I was recently asked about the baked oatmeal I make. I was asked in a comment (through comment moderation) and for the life of me, I cannot find that comment again so that I can reply and tell you how I do it. So, here's to hoping that you come back and see this post. This is the baked oatmeal I make. I make many different versions of oatmeal (my son loves it, and I have enjoyed many different recipes) but often fall back on this one for ease, low cost, and also for enjoyment! Unfortunately, I found this recipe before I started using Evernote (which automatically tracks the URL) and I do not remember where I got the original recipe, but I've made many of my own adjustments and variations.

(bad picture, but the only one I had in my archives from making it)

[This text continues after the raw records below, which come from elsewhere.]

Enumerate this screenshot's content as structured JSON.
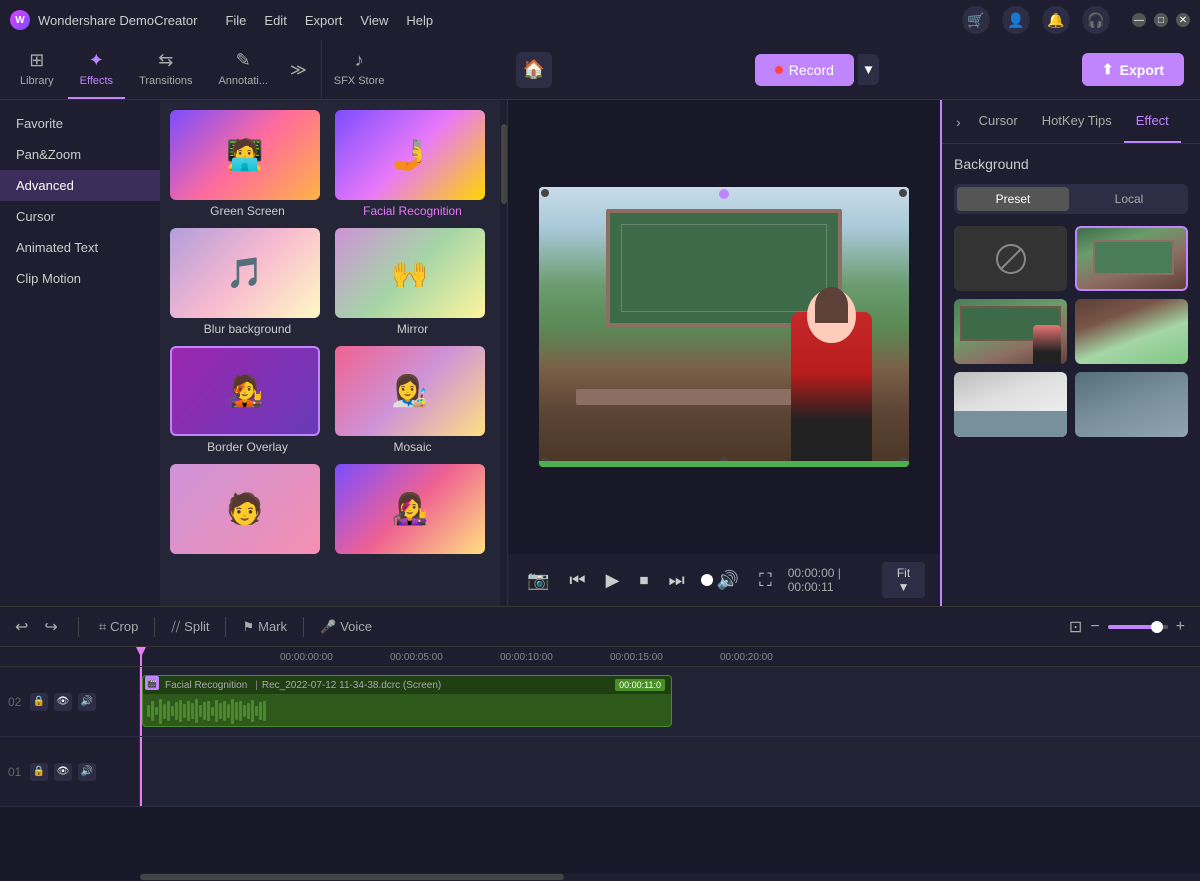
{
  "app": {
    "name": "Wondershare DemoCreator",
    "logo": "W"
  },
  "menu": {
    "items": [
      "File",
      "Edit",
      "Export",
      "View",
      "Help"
    ]
  },
  "toolbar": {
    "tabs": [
      {
        "id": "library",
        "label": "Library",
        "icon": "⊞"
      },
      {
        "id": "effects",
        "label": "Effects",
        "icon": "✦",
        "active": true
      },
      {
        "id": "transitions",
        "label": "Transitions",
        "icon": "⇆"
      },
      {
        "id": "annotations",
        "label": "Annotati...",
        "icon": "✎"
      },
      {
        "id": "sfx",
        "label": "SFX Store",
        "icon": "♪"
      }
    ],
    "export_label": "Export"
  },
  "left_nav": {
    "items": [
      {
        "id": "favorite",
        "label": "Favorite"
      },
      {
        "id": "pan_zoom",
        "label": "Pan&Zoom"
      },
      {
        "id": "advanced",
        "label": "Advanced",
        "active": true
      },
      {
        "id": "cursor",
        "label": "Cursor"
      },
      {
        "id": "animated_text",
        "label": "Animated Text"
      },
      {
        "id": "clip_motion",
        "label": "Clip Motion"
      }
    ]
  },
  "effects": {
    "items": [
      {
        "id": "green_screen",
        "label": "Green Screen",
        "active": false
      },
      {
        "id": "facial_recognition",
        "label": "Facial Recognition",
        "active": true
      },
      {
        "id": "blur_background",
        "label": "Blur background",
        "active": false
      },
      {
        "id": "mirror",
        "label": "Mirror",
        "active": false
      },
      {
        "id": "border_overlay",
        "label": "Border Overlay",
        "selected": true
      },
      {
        "id": "mosaic",
        "label": "Mosaic",
        "active": false
      },
      {
        "id": "partial1",
        "label": "",
        "active": false
      },
      {
        "id": "partial2",
        "label": "",
        "active": false
      }
    ]
  },
  "record": {
    "label": "Record"
  },
  "video": {
    "current_time": "00:00:00",
    "total_time": "00:00:11",
    "fit_label": "Fit"
  },
  "right_panel": {
    "tabs": [
      "Cursor",
      "HotKey Tips",
      "Effect"
    ],
    "active_tab": "Effect",
    "section_title": "Background",
    "preset_tabs": [
      "Preset",
      "Local"
    ],
    "active_preset": "Preset",
    "backgrounds": [
      {
        "id": "none",
        "type": "none"
      },
      {
        "id": "classroom1",
        "type": "classroom1",
        "selected": true
      },
      {
        "id": "classroom2",
        "type": "classroom2"
      },
      {
        "id": "classroom3",
        "type": "classroom3"
      },
      {
        "id": "office1",
        "type": "office1"
      },
      {
        "id": "office2",
        "type": "office2"
      }
    ]
  },
  "timeline": {
    "tools": [
      {
        "id": "undo",
        "icon": "↩",
        "label": ""
      },
      {
        "id": "redo",
        "icon": "↪",
        "label": ""
      },
      {
        "id": "crop",
        "icon": "⌗",
        "label": "Crop"
      },
      {
        "id": "split",
        "icon": "⧸⧸",
        "label": "Split"
      },
      {
        "id": "mark",
        "icon": "⚑",
        "label": "Mark"
      },
      {
        "id": "voice",
        "icon": "🎤",
        "label": "Voice"
      }
    ],
    "ruler_marks": [
      "00:00:00:00",
      "00:00:05:00",
      "00:00:10:00",
      "00:00:15:00",
      "00:00:20:00"
    ],
    "tracks": [
      {
        "id": "02",
        "num": "02",
        "clip": {
          "label": "Facial Recognition",
          "filename": "Rec_2022-07-12 11-34-38.dcrc (Screen)",
          "time": "00:00:11:0"
        }
      },
      {
        "id": "01",
        "num": "01",
        "clip": null
      }
    ]
  }
}
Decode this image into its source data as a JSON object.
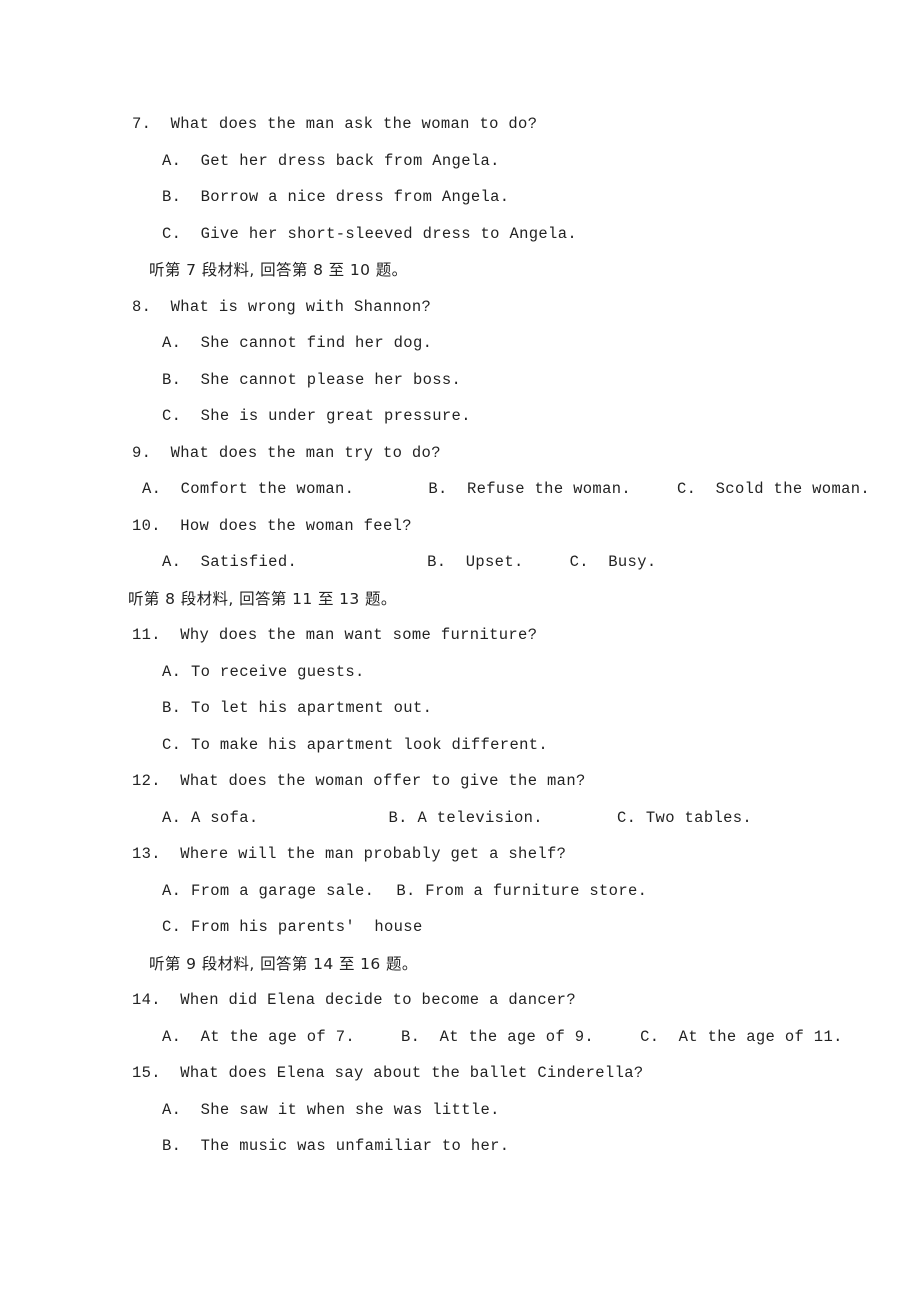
{
  "page": {
    "background_color": "#ffffff",
    "text_color": "#222222"
  },
  "items": [
    {
      "kind": "question",
      "number": "7.",
      "stem": "7.  What does the man ask the woman to do?",
      "options": [
        "A.  Get her dress back from Angela.",
        "B.  Borrow a nice dress from Angela.",
        "C.  Give her short-sleeved dress to Angela."
      ]
    },
    {
      "kind": "section",
      "text": "听第 7 段材料, 回答第 8 至 10 题。",
      "indent": "indented"
    },
    {
      "kind": "question",
      "number": "8.",
      "stem": "8.  What is wrong with Shannon?",
      "options": [
        "A.  She cannot find her dog.",
        "B.  She cannot please her boss.",
        "C.  She is under great pressure."
      ]
    },
    {
      "kind": "question",
      "number": "9.",
      "stem": "9.  What does the man try to do?",
      "inline_options": {
        "a": "A.  Comfort the woman.",
        "b": "B.  Refuse the woman.",
        "c": "C.  Scold the woman."
      }
    },
    {
      "kind": "question",
      "number": "10.",
      "stem": "10.  How does the woman feel?",
      "inline_options": {
        "a": "A.  Satisfied.",
        "b": "B.  Upset.",
        "c": "C.  Busy."
      }
    },
    {
      "kind": "section",
      "text": "听第 8 段材料, 回答第 11 至 13 题。",
      "indent": "flush"
    },
    {
      "kind": "question",
      "number": "11.",
      "stem": "11.  Why does the man want some furniture?",
      "options": [
        "A. To receive guests.",
        "B. To let his apartment out.",
        "C. To make his apartment look different."
      ]
    },
    {
      "kind": "question",
      "number": "12.",
      "stem": "12.  What does the woman offer to give the man?",
      "inline_options": {
        "a": "A. A sofa.",
        "b": "B. A television.",
        "c": "C. Two tables."
      }
    },
    {
      "kind": "question",
      "number": "13.",
      "stem": "13.  Where will the man probably get a shelf?",
      "inline_options": {
        "a": "A. From a garage sale.",
        "b": "B. From a furniture store."
      },
      "options": [
        "C. From his parents'  house"
      ]
    },
    {
      "kind": "section",
      "text": "听第 9 段材料, 回答第 14 至 16 题。",
      "indent": "indented"
    },
    {
      "kind": "question",
      "number": "14.",
      "stem": "14.  When did Elena decide to become a dancer?",
      "inline_options": {
        "a": "A.  At the age of 7.",
        "b": "B.  At the age of 9.",
        "c": "C.  At the age of 11."
      }
    },
    {
      "kind": "question",
      "number": "15.",
      "stem": "15.  What does Elena say about the ballet Cinderella?",
      "options": [
        "A.  She saw it when she was little.",
        "B.  The music was unfamiliar to her."
      ]
    }
  ]
}
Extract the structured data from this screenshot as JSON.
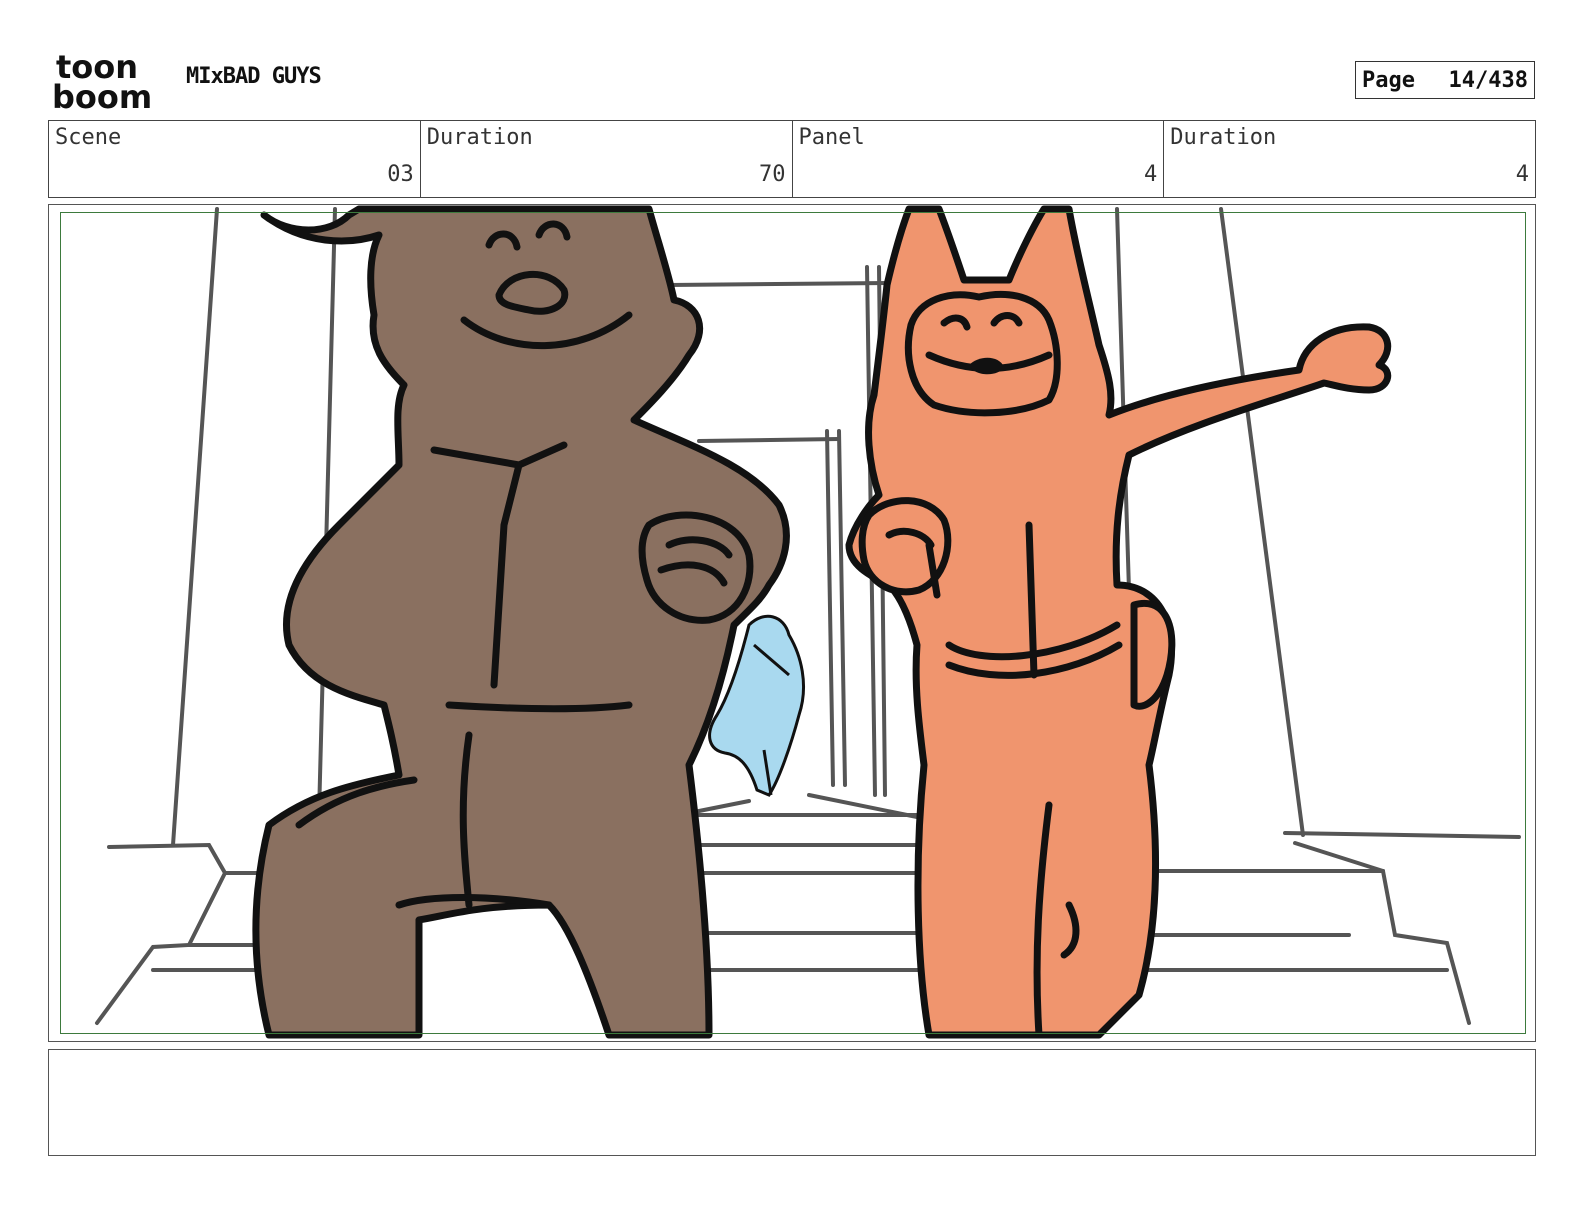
{
  "header": {
    "logo_text_top": "toon",
    "logo_text_bottom": "boom",
    "project_title": "MIxBAD GUYS",
    "page_label": "Page",
    "page_number": "14/438"
  },
  "info": {
    "scene_label": "Scene",
    "scene_value": "03",
    "scene_duration_label": "Duration",
    "scene_duration_value": "70",
    "panel_label": "Panel",
    "panel_value": "4",
    "panel_duration_label": "Duration",
    "panel_duration_value": "4"
  },
  "panel": {
    "characters": [
      "wolf",
      "fox",
      "background-figure"
    ],
    "colors": {
      "wolf_fill": "#8a7060",
      "fox_fill": "#f0956e",
      "figure_fill": "#a9d9ef",
      "safe_area": "#3d7a3d",
      "ink": "#111111",
      "set_lines": "#555555"
    }
  },
  "notes": {
    "text": ""
  }
}
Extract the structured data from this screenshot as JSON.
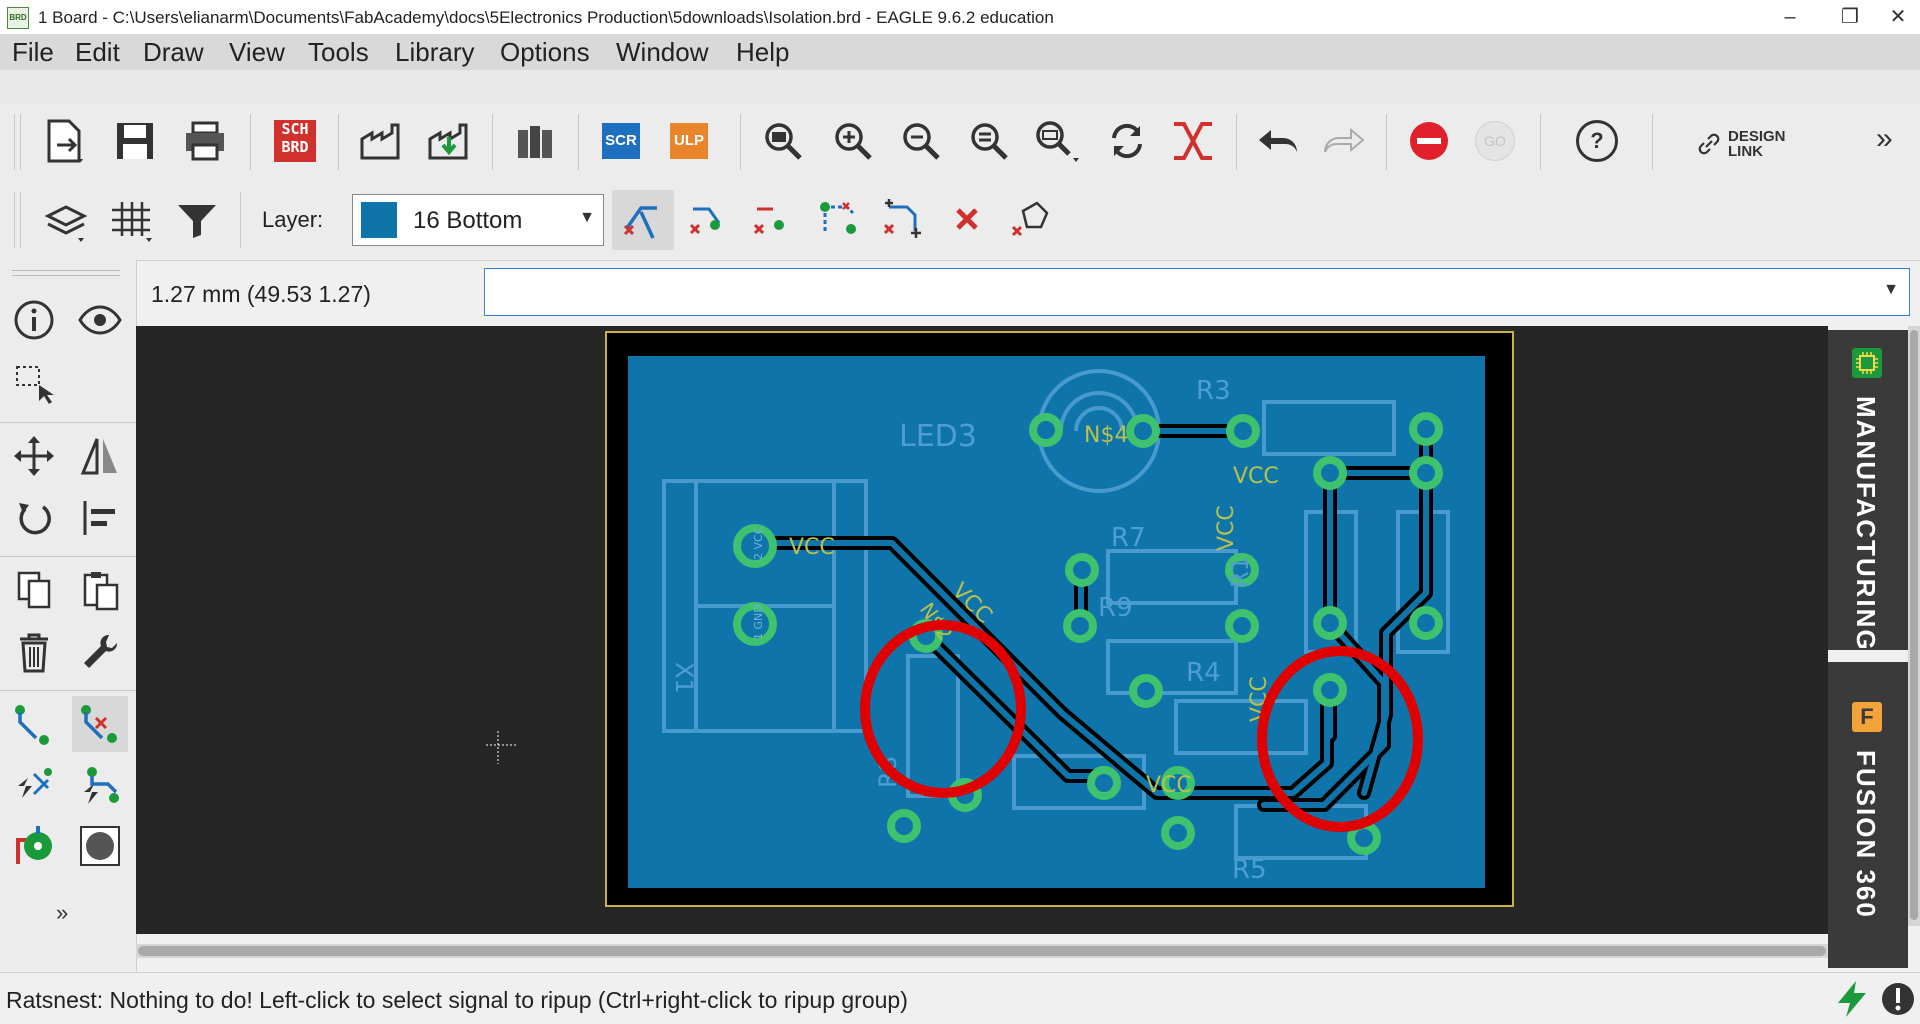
{
  "window": {
    "title": "1 Board - C:\\Users\\elianarm\\Documents\\FabAcademy\\docs\\5Electronics Production\\5downloads\\Isolation.brd - EAGLE 9.6.2 education",
    "app_icon_text": "BRD"
  },
  "menu": [
    "File",
    "Edit",
    "Draw",
    "View",
    "Tools",
    "Library",
    "Options",
    "Window",
    "Help"
  ],
  "toolbar": {
    "sch_brd_label_top": "SCH",
    "sch_brd_label_bottom": "BRD",
    "scr_label": "SCR",
    "ulp_label": "ULP",
    "go_label": "GO",
    "help_label": "?",
    "design_link_line1": "DESIGN",
    "design_link_line2": "LINK",
    "more": "»"
  },
  "layer": {
    "label": "Layer:",
    "selected": "16 Bottom",
    "swatch_color": "#0f74aa"
  },
  "coordinates": "1.27 mm (49.53 1.27)",
  "command_input": {
    "value": ""
  },
  "side_tabs": {
    "manufacturing": "MANUFACTURING",
    "fusion": "FUSION 360"
  },
  "board_labels": {
    "led": "LED3",
    "r3": "R3",
    "ns4": "N$4",
    "vcc_top": "VCC",
    "vcc_conn": "VCC",
    "vcc_vertical": "VCC",
    "r7": "R7",
    "r9": "R9",
    "r1": "R1",
    "r4": "R4",
    "r8": "R8",
    "r5": "R5",
    "x1": "X1",
    "vcc_bottom": "VCC",
    "vcc_right": "VCC",
    "ns2": "N$2",
    "vcc_diag": "VCC",
    "pin_2": "2 VCC",
    "pin_1": "1 GND"
  },
  "colors": {
    "board_fill": "#0f74aa",
    "board_outline": "#c9b34a",
    "pads": "#3fc26e",
    "highlight": "#e00000",
    "canvas": "#262626"
  },
  "status": {
    "message": "Ratsnest: Nothing to do! Left-click to select signal to ripup (Ctrl+right-click to ripup group)"
  }
}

Baked Oatmeal (I get 6-8 servings depending on my toddler's appetite)

1 1/2 C quick oats
1/4 C wheat germ
1/4 C ground flaxseed
1/8 C sugar (I've also used splenda, but this adds more cost)
3/4 C milk (I've used 2% and vanilla soy)
1/4 C applesauce (I've also subbed spinach puree to help my son get more veggies)
2 eggs  (or 1/2 C egg substitute but this adds more cost)
1 tsp baking powder
3/4 tsp salt
1 1/2 tsp cinnamon
1 tsp vanilla (I use homemade vanilla)
*From time to time, I've added about 1/2 C frozen blueberries
**Total Cost (when using regular sugar and eggs) is slightly over $1. For the whole pan! Great cost for a week of breakfast for my son!
Instructions:
Heat oven to 350. Combine all ingredients. Mix well. Spread into greased 9 x 13 baking dish. Bake for 25-30 minutes or until edges are golden and top is crusty. Spoon into bowls and top with milk. Or, do what I do and cut into 8 servings, store in the fridge (or freezer) and use for a week of already made breakfasts for toddler. When doing this, I simply add a little milk, heat for about a minute, then break up and stir to your desired consistency.

What I like about it:
sweet without too much sugar
it has wheat germ and flaxseed
the cost is very low
it is simple, and yet very versitle
it is both soft on the inside and crispy on the outside

Do you have a favorite oatmeal? I'd love to hear about it.